Юсуф оставил занавес:
- Раз ты уже решил, к чему теперь мне все это рассказывать? Ты - отец, ты и должен думать о судьбе дочери. А мне что?
- Помилуй, Юсуф! Разве я не знаю, что ты заботишься о Муаззез больше, чем я? Ты - ей и за старшего брата, и за отца. Чего говорить, даже мать о ней так не заботилась, как ты. Поэтому ты не отмахивайся, мне, мол, что. Я ведь с тобой советуюсь, как с равным. Старое зло свое отбрось, но если видишь в сватовстве Шакира что-либо дурное, говори. Почему ты отмалчиваешься? Может, тебе что-нибудь известно?
- Мае известно, что Шакир - сукин сын! За таких девушек не выдают.
- Я раньше тоже так думал, Юсуф! Но верно ли будет, если мы наотрез откажем? Все говорят, что Шакир очень переменился.
- Отчего же он переменился?
- Оттого, что решил стать человеком, образумился.
- А вы и поверили?
- С чего же он тогда присмирел?
- Со страху… Если бы ты знал, как Шакир и Хильми-бей рвут и мечут! Я кое о чем догадывался, только никак в толк не мог взять, почему. Спасибо, Али раскрыл мне глаза. Али тоже ничего определенного не знает, только слышал, что говорят в городе. Дыма без огня не бывает. Если даже одна десятая того, что я слыхал, правда, то таким не то что девушку отдать - «здравствуй» сказать позор.
- Все это, наверное, преувеличено или выдумано. Разве можно судить о человеке по сплетням?

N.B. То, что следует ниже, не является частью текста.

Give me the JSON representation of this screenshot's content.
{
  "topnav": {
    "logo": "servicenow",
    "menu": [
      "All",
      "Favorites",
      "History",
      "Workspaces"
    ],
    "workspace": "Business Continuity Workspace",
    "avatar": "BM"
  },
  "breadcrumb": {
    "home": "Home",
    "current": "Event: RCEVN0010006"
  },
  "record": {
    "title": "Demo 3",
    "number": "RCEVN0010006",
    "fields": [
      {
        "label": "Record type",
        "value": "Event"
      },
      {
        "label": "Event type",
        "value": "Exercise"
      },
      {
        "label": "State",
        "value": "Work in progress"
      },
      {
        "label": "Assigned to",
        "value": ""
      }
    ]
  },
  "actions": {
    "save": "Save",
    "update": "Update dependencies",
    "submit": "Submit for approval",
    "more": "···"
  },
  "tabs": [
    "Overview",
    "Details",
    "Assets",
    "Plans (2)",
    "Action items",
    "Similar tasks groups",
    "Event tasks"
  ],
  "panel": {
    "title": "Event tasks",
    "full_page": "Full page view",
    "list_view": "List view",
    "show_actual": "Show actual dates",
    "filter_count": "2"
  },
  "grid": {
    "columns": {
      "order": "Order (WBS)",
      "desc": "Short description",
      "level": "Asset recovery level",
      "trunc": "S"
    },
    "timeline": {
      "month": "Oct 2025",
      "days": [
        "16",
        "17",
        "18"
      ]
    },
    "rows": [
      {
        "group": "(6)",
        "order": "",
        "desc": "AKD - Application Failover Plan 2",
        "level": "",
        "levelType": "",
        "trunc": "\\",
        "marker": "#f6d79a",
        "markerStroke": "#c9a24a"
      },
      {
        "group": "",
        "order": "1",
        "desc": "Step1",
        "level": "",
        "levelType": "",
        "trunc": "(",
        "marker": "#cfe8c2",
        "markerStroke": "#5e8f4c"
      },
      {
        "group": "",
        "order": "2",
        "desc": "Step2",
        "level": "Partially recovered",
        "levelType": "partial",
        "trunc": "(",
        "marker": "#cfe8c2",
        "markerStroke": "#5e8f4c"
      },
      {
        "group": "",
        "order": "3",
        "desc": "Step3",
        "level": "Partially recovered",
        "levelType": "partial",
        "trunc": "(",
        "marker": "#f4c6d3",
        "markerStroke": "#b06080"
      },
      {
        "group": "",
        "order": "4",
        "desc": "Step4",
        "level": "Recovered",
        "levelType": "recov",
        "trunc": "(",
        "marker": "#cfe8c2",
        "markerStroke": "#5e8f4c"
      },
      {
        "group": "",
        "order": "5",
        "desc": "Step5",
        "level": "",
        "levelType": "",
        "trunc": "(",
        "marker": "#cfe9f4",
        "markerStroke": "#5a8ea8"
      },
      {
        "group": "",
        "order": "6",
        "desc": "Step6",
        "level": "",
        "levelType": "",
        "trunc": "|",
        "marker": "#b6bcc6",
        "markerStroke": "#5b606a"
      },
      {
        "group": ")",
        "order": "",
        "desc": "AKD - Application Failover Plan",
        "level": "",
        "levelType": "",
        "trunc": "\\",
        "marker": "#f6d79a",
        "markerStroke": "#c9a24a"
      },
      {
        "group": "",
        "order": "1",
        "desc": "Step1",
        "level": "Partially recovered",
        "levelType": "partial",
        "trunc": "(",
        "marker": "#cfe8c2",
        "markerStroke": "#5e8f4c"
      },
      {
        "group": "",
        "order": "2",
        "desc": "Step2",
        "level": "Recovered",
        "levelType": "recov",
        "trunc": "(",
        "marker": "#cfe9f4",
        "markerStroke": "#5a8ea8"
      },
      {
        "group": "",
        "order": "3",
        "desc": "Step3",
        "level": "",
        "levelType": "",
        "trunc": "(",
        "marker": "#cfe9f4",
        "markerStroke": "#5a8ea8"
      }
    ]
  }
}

Юсуф отвернулся, словно их разговор затянулся и наскучил ему:
- Делайте, как хотите. Вы меня спросили, я вам ответил…
Поведение Юсуфа рассердило Саляхаттина-бея.
- Конечно, я сделаю так, как хочу. Но если бы ты сказал все, что тебе известно, и перестал бы на что-то намекать, было бы еще лучше.
Юсуф пожал плечами, поднялся и хотел было уйти, но Саляхаттин-бей, побледнев, схватил его за руку:
- Вы все сговорились меня доконать, что ли? - -заговорил он дрожащим прерывистым голосом. - Неужто не только город, но даже и мои домашние ополчились против меня, а я-то надеялся, Юсуф, что хоть ты поймешь меня. Юсуф! Я думал, - ты - единственный родной мне человек. Я ведь с ума схожу, сынок. С ума схожу… Если так будет продолжаться, я убегу куда глаза глядят или пущу себе пулю в лоб. Ты говоришь, чтобы я не отдавал Муаззез за Шакира, не так ли? Прекрасно! И я этого не хочу! Но что я могу поделать? Если ты можешь дать мне совет, говори. Я поступлю так, как ты скажешь. Но у меня нет больше сил бороться. Я больше не в состоянии тянуть, не в силах отбиваться от этой стаи коварных, злобных волков, делать вид, что не понимаю их угроз, каждый день выдумывать новые предлоги и вежливо улыбаться. Я тоже человек, Юсуф. Я тоже состою из мышц и нервов. Пожалей меня хоть немного!
Губы несчастного дрожали. Сердце Юсуфа сжалось от бесконечного сострадания и любви к этому человеку. С трудом удержавшись от того, чтобы броситься ему на шею и расцеловать, он только и смог сказать:
- Поступайте, как вам кажется лучше, отец! Но если хотите знать, чего стоят эти люди, поговорите с нашей Кюброй и ее матерью. Я думаю, они достаточно знают этих негодяев.
- Какое отношение Кюбра и ее мать имеют к Хильми-бею?
- Не знаю… Вероятно, большее, чем мы можем предположить.